Last night, we happened to see a rather good movie, Christian Alvart's Case 39 (2009), with Renée Zellweger, Ian McShane, and Jodelle Ferland. I went in not expecting much, and was pleasantly surprised. You could call this a "horror movie," and maybe it is. But I find it more interesting to think of as a film about terror and horror (and those aren't the same emotions, you know, regardless of how linked they may be). Also, while this film clearly comes from the demonic child/possession tradition, it immediately struck me as a story about a fairie changeling, and (though the word demon is tossed about a couple of times, and we see a crucifix and a Bible, the Xtianity thing is almost absent). So, it may be Alvart had something far less concrete than a "demon" (sensu Xtianity) in mind. It may only be that he understands the American mind, needing something familiar, would fix on "demon." Anyway, Case 39 is not a particularly original movie, so if you're that sort (and I hope you're not), don't waste your time with it. It plays old tropes, but it plays them well. It's not brilliant, but it is good, and it's stuck with me. There are elements it borrows from better films, but it borrows them well. And, even in an ending that might seem hopeful, step back, and you'll see the overwhelming bleakness and horror still in play. It's streaming free on Netflix.
Later, I read a truly awful story in the Halloween anthology, Lyllian Huntley Harris' "The Vow on Halloween." Never heard of Lyllian Huntley Harris? Well, neither had I, and with good reason. The anthology's editor (who freely admits this tale is "pure pulp and quaintly romantic") notes that the story was, in a 1985 anthology, mistakenly attributed to the Irish novelist Dorothy Macardle.
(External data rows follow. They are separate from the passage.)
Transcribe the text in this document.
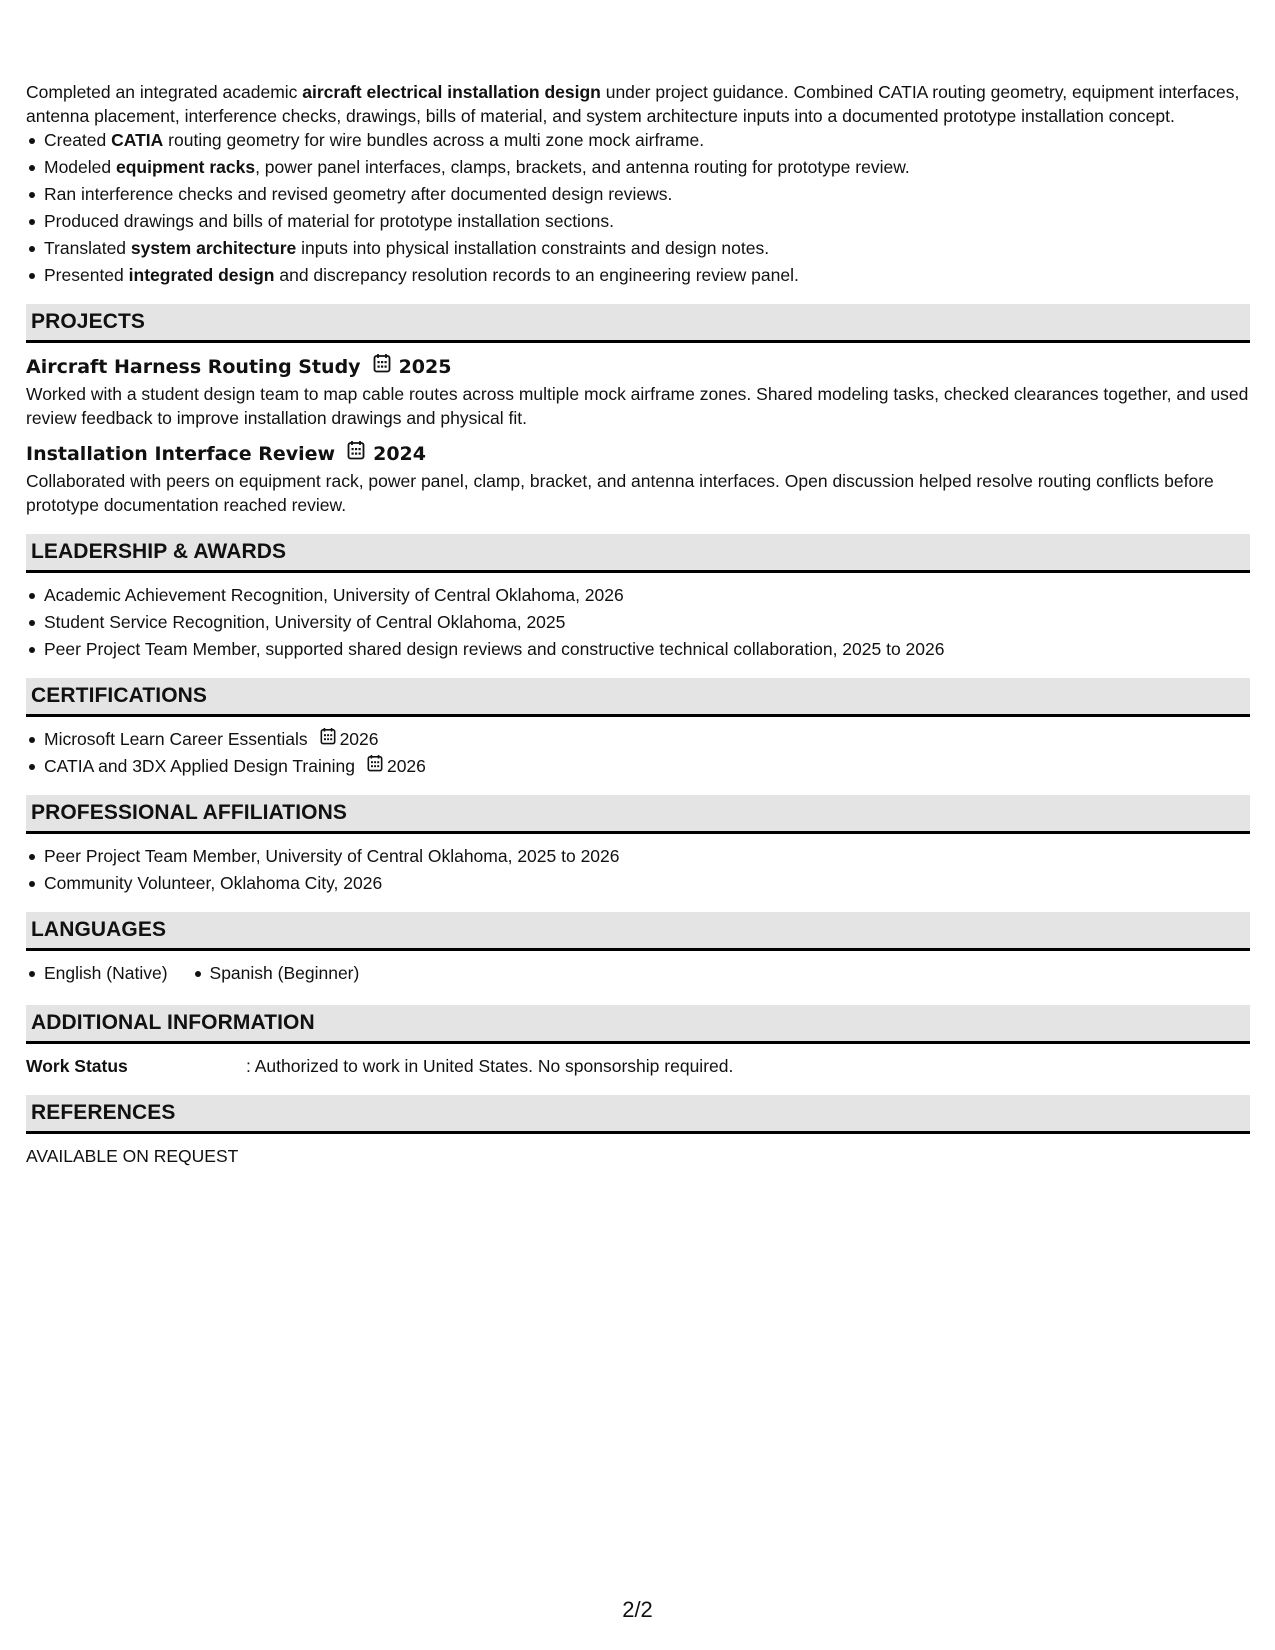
Completed an integrated academic aircraft electrical installation design under project guidance. Combined CATIA routing geometry, equipment interfaces, antenna placement, interference checks, drawings, bills of material, and system architecture inputs into a documented prototype installation concept.

Created CATIA routing geometry for wire bundles across a multi zone mock airframe.
Modeled equipment racks, power panel interfaces, clamps, brackets, and antenna routing for prototype review.
Ran interference checks and revised geometry after documented design reviews.
Produced drawings and bills of material for prototype installation sections.
Translated system architecture inputs into physical installation constraints and design notes.
Presented integrated design and discrepancy resolution records to an engineering review panel.
PROJECTS
Aircraft Harness Routing Study 2025

Worked with a student design team to map cable routes across multiple mock airframe zones. Shared modeling tasks, checked clearances together, and used review feedback to improve installation drawings and physical fit.

Installation Interface Review 2024

Collaborated with peers on equipment rack, power panel, clamp, bracket, and antenna interfaces. Open discussion helped resolve routing conflicts before prototype documentation reached review.

LEADERSHIP & AWARDS
Academic Achievement Recognition, University of Central Oklahoma, 2026
Student Service Recognition, University of Central Oklahoma, 2025
Peer Project Team Member, supported shared design reviews and constructive technical collaboration, 2025 to 2026
CERTIFICATIONS
Microsoft Learn Career Essentials 2026
CATIA and 3DX Applied Design Training 2026
PROFESSIONAL AFFILIATIONS
Peer Project Team Member, University of Central Oklahoma, 2025 to 2026
Community Volunteer, Oklahoma City, 2026
LANGUAGES
English (Native) Spanish (Beginner)
ADDITIONAL INFORMATION
Work Status	: Authorized to work in United States. No sponsorship required.
REFERENCES

AVAILABLE ON REQUEST

2/2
Turns out, though, it was published in Weird Tales in 1924, by a Georgian woman (that is, Georgia, USA), and her name was Lyllian Huntley Harris, and she couldn't write for shit. Virtually nothing else is known about her. She died in 1939.
Oh, we saw the first episode of Season Four of Fringe, and...wow. More, please. I am impressed and pleased. There are points I could get picky about, but I'm not going to, because the show is just too much fun.
Also, here's an interesting bit of trivia. My first rejection slip ever came from the late, lamented Twlight Zone magazine in 1982 (at least, I think it was '82). The story was a stinker, and it deserved the rejection, believe me. Anyway, at the time, the editor was T. E. D. Klein, who wrote the excellent and surprisingly (to me) successful Machenesque novel The Ceremonies (1984) and the shorty-story collection Dark Gods (1985), and, sadly, very little else. But, yeah, my first rejection slip came from T. E. D. Klein, who, turns out, wrote the introduction of the forthcoming Hippocampus Press collection of Arthur Machen stories, which will feature the afterword I wrote in 2008 for a different collection of Machen stories. It's an odd little twist of fate.
Um...well...I have gone on haven't I?
Inveterate,
Aunt Beast
* Then again, there's really nothing wrong with the word sad. Not intrinsically. The problem is people who use it childishly, habitually, with marked naïveté. Usually, these are people with a stunted world view.